Ficou pela rua uns tempos. Aprendeu a se virar. Para rebento acostumado a passar fome, trabalhar e apanhar, viver pelas ruas da cidade grande era coisa fácil.

Chico cresceu. Virou homem. Honesto. Nunca bateu em ninguém. Também nunca mais apanhou na cara e nem com cinto de couro de bode.

Sofria calado o preconceito. Doía ser tratado como gente menor. Parecia que todos sabiam que sua sina era apanhar. Mas ele seguia. Tinha mágoa de não saber escrever nem ler. Do seu nome sabia só o som de ouvir e o jeito de falar. Era Chico. E só.

Voltou a chorar quando recebeu uma carta da sua terra. Seu pai tinha morrido em uma briga de bar. Apanhara feito cachorro sarnento, até o último suspiro. Chico conhecia aquela dor, nasceu daquela dor, e por isso se comoveu. Ninguém merecia nascer nem morrer de tanto apanhar. Chorou por ele, pela mãe, pela vizinha e pelas irmãs que nunca mais tinha visto. E, então, parou de chorar.

Anos melhores vieram. Arrumou trabalho de faxineiro. Não faltava por nada. Salário mínino, dedicação máxima. Entrava mudo e saía calado. Só fazia dar conta do serviço.

Um dia teve que faltar. Sua companheira, Rosa, o primeiro abraço de sua vida, estava nas Clínicas. Uma dor forte na barriga tinha derrubado aquela mulher forte, pau para toda obra. Chico avisou ao encarregado que tinha de faltar. E faltou. Rosa foi internada.

No dia seguinte, chegando à firma, foi chamado ao departamento pessoal. Estava demitido. Chico falou. Não foi ouvido. Chico silenciou.

Antes de sair de lá com a roupa do corpo e nada mais, o telefone tocou e um recado veio como um soco. Era das Clínicas. Rosa tinha morrido. Apendicite.

Ajoelhado, Chico não conseguia chorar. O encarregado da firma pediu que ele fosse embora. Estava atrapalhando.

Deu um último beijo na testa de Rosa, já fria e pálida. Assinou os papéis em xis. Teria de voltar no dia seguinte para acompanhar o corpo até o cemitério.

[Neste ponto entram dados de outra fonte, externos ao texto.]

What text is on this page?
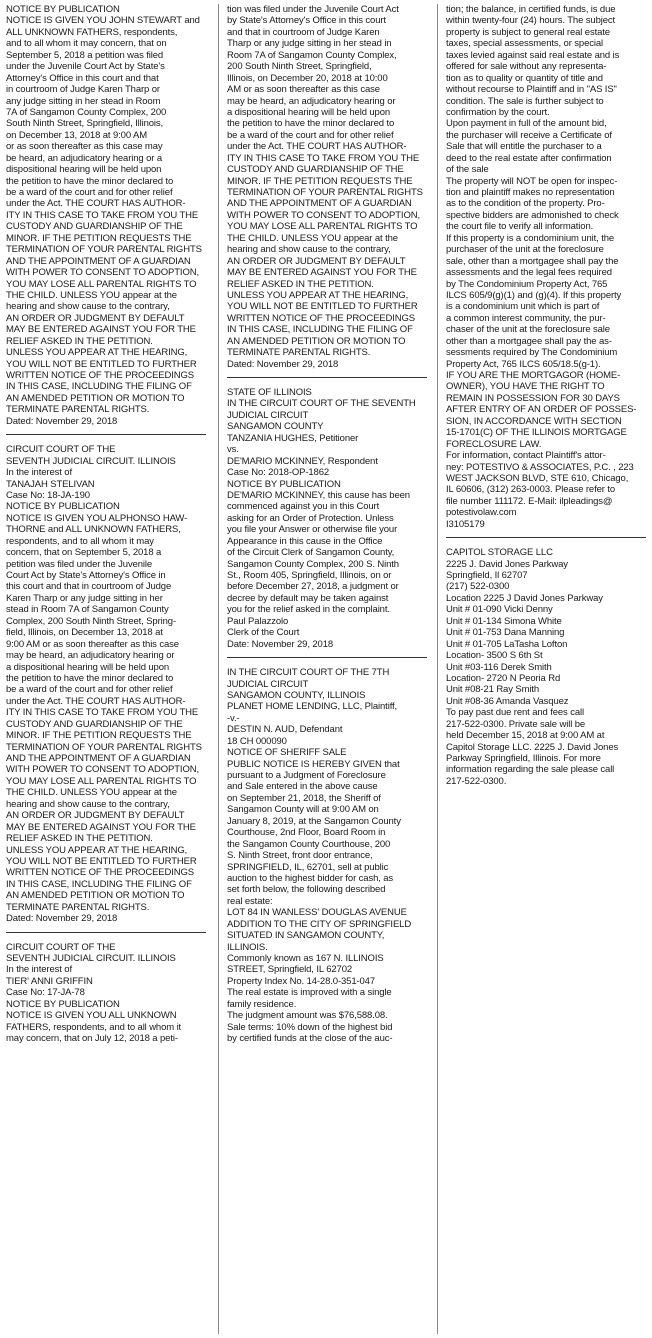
NOTICE BY PUBLICATION
NOTICE IS GIVEN YOU JOHN STEWART and
ALL UNKNOWN FATHERS, respondents,
and to all whom it may concern, that on
September 5, 2018 a petition was filed
under the Juvenile Court Act by State's
Attorney's Office in this court and that
in courtroom of Judge Karen Tharp or
any judge sitting in her stead in Room
7A of Sangamon County Complex, 200
South Ninth Street, Springfield, Illinois,
on December 13, 2018 at 9:00 AM
or as soon thereafter as this case may
be heard, an adjudicatory hearing or a
dispositional hearing will be held upon
the petition to have the minor declared to
be a ward of the court and for other relief
under the Act. THE COURT HAS AUTHOR-
ITY IN THIS CASE TO TAKE FROM YOU THE
CUSTODY AND GUARDIANSHIP OF THE
MINOR. IF THE PETITION REQUESTS THE
TERMINATION OF YOUR PARENTAL RIGHTS
AND THE APPOINTMENT OF A GUARDIAN
WITH POWER TO CONSENT TO ADOPTION,
YOU MAY LOSE ALL PARENTAL RIGHTS TO
THE CHILD. UNLESS YOU appear at the
hearing and show cause to the contrary,
AN ORDER OR JUDGMENT BY DEFAULT
MAY BE ENTERED AGAINST YOU FOR THE
RELIEF ASKED IN THE PETITION.
UNLESS YOU APPEAR AT THE HEARING,
YOU WILL NOT BE ENTITLED TO FURTHER
WRITTEN NOTICE OF THE PROCEEDINGS
IN THIS CASE, INCLUDING THE FILING OF
AN AMENDED PETITION OR MOTION TO
TERMINATE PARENTAL RIGHTS.
Dated: November 29, 2018
CIRCUIT COURT OF THE
SEVENTH JUDICIAL CIRCUIT. ILLINOIS
In the interest of
TANAJAH STELIVAN
Case No: 18-JA-190
NOTICE BY PUBLICATION
NOTICE IS GIVEN YOU ALPHONSO HAW-
THORNE and ALL UNKNOWN FATHERS,
respondents, and to all whom it may
concern, that on September 5, 2018 a
petition was filed under the Juvenile
Court Act by State's Attorney's Office in
this court and that in courtroom of Judge
Karen Tharp or any judge sitting in her
stead in Room 7A of Sangamon County
Complex, 200 South Ninth Street, Spring-
field, Illinois, on December 13, 2018 at
9:00 AM or as soon thereafter as this case
may be heard, an adjudicatory hearing or
a dispositional hearing will be held upon
the petition to have the minor declared to
be a ward of the court and for other relief
under the Act. THE COURT HAS AUTHOR-
ITY IN THIS CASE TO TAKE FROM YOU THE
CUSTODY AND GUARDIANSHIP OF THE
MINOR. IF THE PETITION REQUESTS THE
TERMINATION OF YOUR PARENTAL RIGHTS
AND THE APPOINTMENT OF A GUARDIAN
WITH POWER TO CONSENT TO ADOPTION,
YOU MAY LOSE ALL PARENTAL RIGHTS TO
THE CHILD. UNLESS YOU appear at the
hearing and show cause to the contrary,
AN ORDER OR JUDGMENT BY DEFAULT
MAY BE ENTERED AGAINST YOU FOR THE
RELIEF ASKED IN THE PETITION.
UNLESS YOU APPEAR AT THE HEARING,
YOU WILL NOT BE ENTITLED TO FURTHER
WRITTEN NOTICE OF THE PROCEEDINGS
IN THIS CASE, INCLUDING THE FILING OF
AN AMENDED PETITION OR MOTION TO
TERMINATE PARENTAL RIGHTS.
Dated: November 29, 2018
CIRCUIT COURT OF THE
SEVENTH JUDICIAL CIRCUIT. ILLINOIS
In the interest of
TIER' ANNI GRIFFIN
Case No: 17-JA-78
NOTICE BY PUBLICATION
NOTICE IS GIVEN YOU ALL UNKNOWN
FATHERS, respondents, and to all whom it
may concern, that on July 12, 2018 a peti-
tion was filed under the Juvenile Court Act
by State's Attorney's Office in this court
and that in courtroom of Judge Karen
Tharp or any judge sitting in her stead in
Room 7A of Sangamon County Complex,
200 South Ninth Street, Springfield,
Illinois, on December 20, 2018 at 10:00
AM or as soon thereafter as this case
may be heard, an adjudicatory hearing or
a dispositional hearing will be held upon
the petition to have the minor declared to
be a ward of the court and for other relief
under the Act. THE COURT HAS AUTHOR-
ITY IN THIS CASE TO TAKE FROM YOU THE
CUSTODY AND GUARDIANSHIP OF THE
MINOR. IF THE PETITION REQUESTS THE
TERMINATION OF YOUR PARENTAL RIGHTS
AND THE APPOINTMENT OF A GUARDIAN
WITH POWER TO CONSENT TO ADOPTION,
YOU MAY LOSE ALL PARENTAL RIGHTS TO
THE CHILD. UNLESS YOU appear at the
hearing and show cause to the contrary,
AN ORDER OR JUDGMENT BY DEFAULT
MAY BE ENTERED AGAINST YOU FOR THE
RELIEF ASKED IN THE PETITION.
UNLESS YOU APPEAR AT THE HEARING,
YOU WILL NOT BE ENTITLED TO FURTHER
WRITTEN NOTICE OF THE PROCEEDINGS
IN THIS CASE, INCLUDING THE FILING OF
AN AMENDED PETITION OR MOTION TO
TERMINATE PARENTAL RIGHTS.
Dated: November 29, 2018
STATE OF ILLINOIS
IN THE CIRCUIT COURT OF THE SEVENTH
JUDICIAL CIRCUIT
SANGAMON COUNTY
TANZANIA HUGHES, Petitioner
vs.
DE'MARIO MCKINNEY, Respondent
Case No: 2018-OP-1862
NOTICE BY PUBLICATION
DE'MARIO MCKINNEY, this cause has been
commenced against you in this Court
asking for an Order of Protection. Unless
you file your Answer or otherwise file your
Appearance in this cause in the Office
of the Circuit Clerk of Sangamon County,
Sangamon County Complex, 200 S. Ninth
St., Room 405, Springfield, Illinois, on or
before December 27, 2018, a judgment or
decree by default may be taken against
you for the relief asked in the complaint.
Paul Palazzolo
Clerk of the Court
Date: November 29, 2018
IN THE CIRCUIT COURT OF THE 7TH
JUDICIAL CIRCUIT
SANGAMON COUNTY, ILLINOIS
PLANET HOME LENDING, LLC, Plaintiff,
-v.-
DESTIN N. AUD, Defendant
18 CH 000090
NOTICE OF SHERIFF SALE
PUBLIC NOTICE IS HEREBY GIVEN that
pursuant to a Judgment of Foreclosure
and Sale entered in the above cause
on September 21, 2018, the Sheriff of
Sangamon County will at 9:00 AM on
January 8, 2019, at the Sangamon County
Courthouse, 2nd Floor, Board Room in
the Sangamon County Courthouse, 200
S. Ninth Street, front door entrance,
SPRINGFIELD, IL, 62701, sell at public
auction to the highest bidder for cash, as
set forth below, the following described
real estate:
LOT 84 IN WANLESS' DOUGLAS AVENUE
ADDITION TO THE CITY OF SPRINGFIELD
SITUATED IN SANGAMON COUNTY,
ILLINOIS.
Commonly known as 167 N. ILLINOIS
STREET, Springfield, IL 62702
Property Index No. 14-28.0-351-047
The real estate is improved with a single
family residence.
The judgment amount was $76,588.08.
Sale terms: 10% down of the highest bid
by certified funds at the close of the auc-
tion; the balance, in certified funds, is due
within twenty-four (24) hours. The subject
property is subject to general real estate
taxes, special assessments, or special
taxes levied against said real estate and is
offered for sale without any representa-
tion as to quality or quantity of title and
without recourse to Plaintiff and in "AS IS"
condition. The sale is further subject to
confirmation by the court.
Upon payment in full of the amount bid,
the purchaser will receive a Certificate of
Sale that will entitle the purchaser to a
deed to the real estate after confirmation
of the sale
The property will NOT be open for inspec-
tion and plaintiff makes no representation
as to the condition of the property. Pro-
spective bidders are admonished to check
the court file to verify all information.
If this property is a condominium unit, the
purchaser of the unit at the foreclosure
sale, other than a mortgagee shall pay the
assessments and the legal fees required
by The Condominium Property Act, 765
ILCS 605/9(g)(1) and (g)(4). If this property
is a condominium unit which is part of
a common interest community, the pur-
chaser of the unit at the foreclosure sale
other than a mortgagee shall pay the as-
sessments required by The Condominium
Property Act, 765 ILCS 605/18.5(g-1).
IF YOU ARE THE MORTGAGOR (HOME-
OWNER), YOU HAVE THE RIGHT TO
REMAIN IN POSSESSION FOR 30 DAYS
AFTER ENTRY OF AN ORDER OF POSSES-
SION, IN ACCORDANCE WITH SECTION
15-1701(C) OF THE ILLINOIS MORTGAGE
FORECLOSURE LAW.
For information, contact Plaintiff's attor-
ney: POTESTIVO & ASSOCIATES, P.C. , 223
WEST JACKSON BLVD, STE 610, Chicago,
IL 60606, (312) 263-0003. Please refer to
file number 111172. E-Mail: ilpleadings@
potestivolaw.com
I3105179
CAPITOL STORAGE LLC
2225 J. David Jones Parkway
Springfield, Il 62707
(217) 522-0300
Location 2225 J David Jones Parkway
Unit # 01-090 Vicki Denny
Unit # 01-134 Simona White
Unit # 01-753 Dana Manning
Unit # 01-705 LaTasha Lofton
Location- 3500 S 6th St
Unit #03-116 Derek Smith
Location- 2720 N Peoria Rd
Unit #08-21 Ray Smith
Unit #08-36 Amanda Vasquez
To pay past due rent and fees call
217-522-0300. Private sale will be
held December 15, 2018 at 9:00 AM at
Capitol Storage LLC. 2225 J. David Jones
Parkway Springfield, Illinois. For more
information regarding the sale please call
217-522-0300.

À porta de sua casa, respirou. Entrou. Recebeu as condolências da vizinha. Assim que ela saiu, Chico caiu de joelhos novamente. Do cômodo ao lado, veio um choro forte, estridente. Agora era ele e o filho de poucos meses. Embalado pelo choro do pequeno, Chico voltou a chorar. Muito. Sem controle. E mais. Até ficar sem fôlego.

Até que veio o silêncio.

Chico se levantou, limpou a cara e se aproximou do bercinho do filho, que já dormia, cansado de tanto chorar.

Por uma hora Chico embalou seu filho, com lágrimas miúdas e doídas que escorriam e salgavam a sua boca. Ele só queria uma coisa. Uma única coisa. Que o filho nunca apanhasse. Que ele fosse menino de verdade. Brincasse. Estudasse. Namorasse. Mas, principalmente, que não apanhasse. No alto daquela oração interna que Chico entoava, o menino acordou. E lhe sorriu. O pai engoliu o último soluço. Tornou a limpar a cara. E seguiu a vida.

Voltou a chorar somente muitos anos depois, quando seu filho com diploma e esposa lhe trouxe uma notícia. Um netinho estava a caminho, e ia se chamar Chico, porque nome de homem mais honrado não havia.

Chico agradeceu estendendo a mão trêmula ao filho. Recebeu de volta um abraço. E juntos choraram a imensa alegria de vencer as dores.